Ten Predictions for Where Security and GRC Are Headed

Every few years I like to capture a snapshot of where I think our industry is going. The goal isn’t clairvoyance; it’s documenting the patterns that seem durable and revisiting them later to see which ones held up. These aren’t moonshots or sci-fi scenarios. They are practical shifts already forming in the market and inside engineering teams.

Here are my top ten predictions for the next two to three years.

1. AI becomes embedded in everything

AI stops feeling like a separate tool. It becomes part of every workflow, service, and platform. Most people will interact with AI through the products they already use rather than dedicated chat interfaces.

2. GRC becomes an engineering function

The separation between GRC and engineering narrows. Compliance controls move into pipelines, infrastructure modules, and platform services. GRC engineering becomes the normal way companies operate.

3. Fewer vendors; more in-house automation

AI-driven automation reduces the need for sprawling vendor ecosystems. Companies rely more on internal agents, internal pipelines, and custom logic rather than dozens of SaaS tools that exist solely to shuffle evidence and screenshots.

4. A partial pivot back to data centers

Cloud remains dominant, but cost pressure and predictable workloads push some organizations back toward on-prem compute. Specialized hardware for AI inference and control over data locality make hybrid strategies more appealing.

5. Security engineering collapses into platform engineering

Platform teams absorb a significant portion of application security. IAM baselines, ingress patterns, policy-as-code, and hardened deployment paths ship as features of the internal developer platform. AppSec evolves from “approve and review” to “provide secure defaults that cannot be bypassed without intent.”

6. Compliance frameworks evolve toward automation evidence

SOC 2, ISO, NIST CSF, PCI, and emerging AI-specific regulations shift toward system-generated evidence. Control maturity is measured by continuous signals rather than static documents.

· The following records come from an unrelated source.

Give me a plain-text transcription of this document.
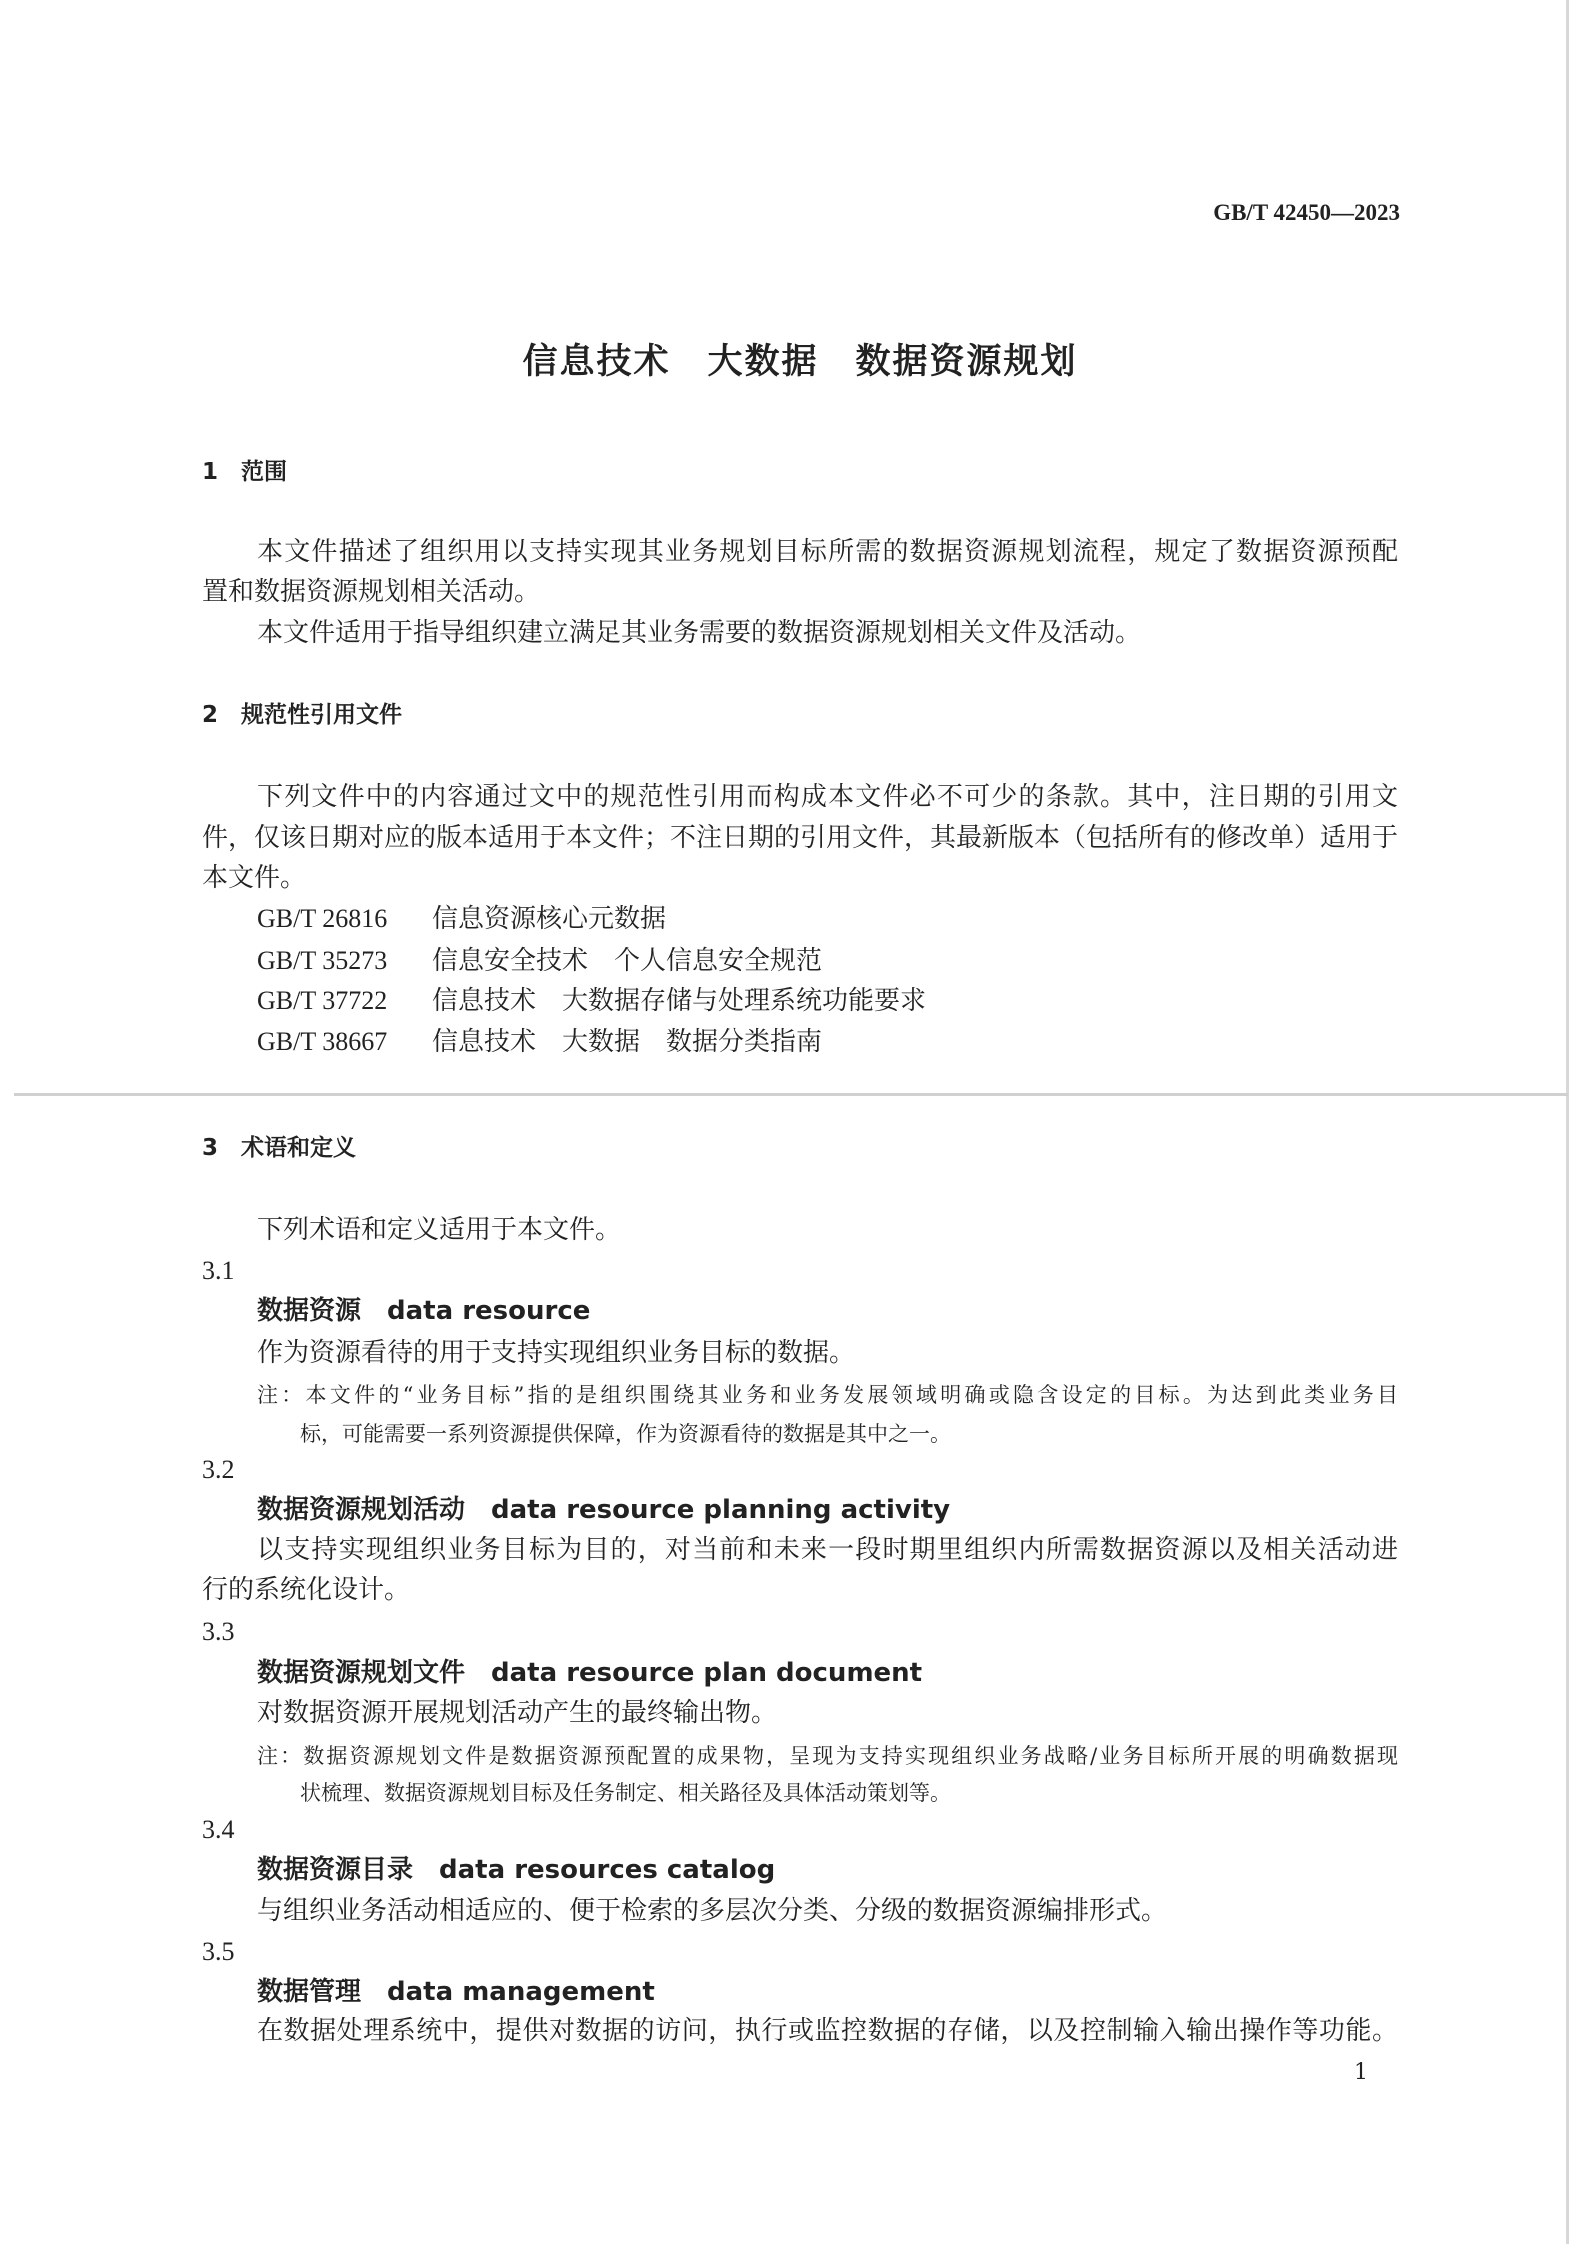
GB/T 42450—2023
信息技术　大数据　数据资源规划
1　范围
本文件描述了组织用以支持实现其业务规划目标所需的数据资源规划流程，规定了数据资源预配
置和数据资源规划相关活动。
本文件适用于指导组织建立满足其业务需要的数据资源规划相关文件及活动。
2　规范性引用文件
下列文件中的内容通过文中的规范性引用而构成本文件必不可少的条款。其中，注日期的引用文
件，仅该日期对应的版本适用于本文件；不注日期的引用文件，其最新版本（包括所有的修改单）适用于
本文件。
GB/T 26816 信息资源核心元数据
GB/T 35273 信息安全技术　个人信息安全规范
GB/T 37722 信息技术　大数据存储与处理系统功能要求
GB/T 38667 信息技术　大数据　数据分类指南
3　术语和定义
下列术语和定义适用于本文件。
3.1
数据资源 data resource
作为资源看待的用于支持实现组织业务目标的数据。
注：本文件的“业务目标”指的是组织围绕其业务和业务发展领域明确或隐含设定的目标。为达到此类业务目
标，可能需要一系列资源提供保障，作为资源看待的数据是其中之一。
3.2
数据资源规划活动 data resource planning activity
以支持实现组织业务目标为目的，对当前和未来一段时期里组织内所需数据资源以及相关活动进
行的系统化设计。
3.3
数据资源规划文件 data resource plan document
对数据资源开展规划活动产生的最终输出物。
注：数据资源规划文件是数据资源预配置的成果物，呈现为支持实现组织业务战略/业务目标所开展的明确数据现
状梳理、数据资源规划目标及任务制定、相关路径及具体活动策划等。
3.4
数据资源目录 data resources catalog
与组织业务活动相适应的、便于检索的多层次分类、分级的数据资源编排形式。
3.5
数据管理 data management
在数据处理系统中，提供对数据的访问，执行或监控数据的存储，以及控制输入输出操作等功能。
1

7. Agentic workflows replace traditional dashboards

Teams move from dashboards filled with findings to autonomous agents running playbooks. Agents triage issues, file tickets, verify fixes, and escalate exceptions. Humans oversee prioritization and judgment instead of doing manual triage.

8. Data becomes the new perimeter again

As compute shifts closer to on-prem and more models run locally, the control plane around data becomes more important than the one around networks. Lineage, classification, entitlements, and context-aware access policies become central.

9. Audit cycles shorten

With continuous evidence exports, audits happen in smaller increments. Auditors pull from real-time data rather than scheduling long annual fieldwork cycles. Teams operate closer to continuous readiness.

10. Vendor consolidation pressures the large suites

Demand for unified data models pushes major platform vendors to simplify and consolidate their security and GRC tools. Customers want fewer dashboards, deeper integration, and consistent data models that feed cleanly into AI systems.

Looking Ahead

Whether all ten predictions land isn’t the point. What matters is that the industry is clearly moving toward tighter alignment between engineering, automation, and risk management. The lines between security, GRC, and platform teams are already blurring. AI accelerates the trend, but the fundamentals remain the same: context, good design, and simplicity win.

I look forward to revisiting this in a few years to see what aged well and what didn’t.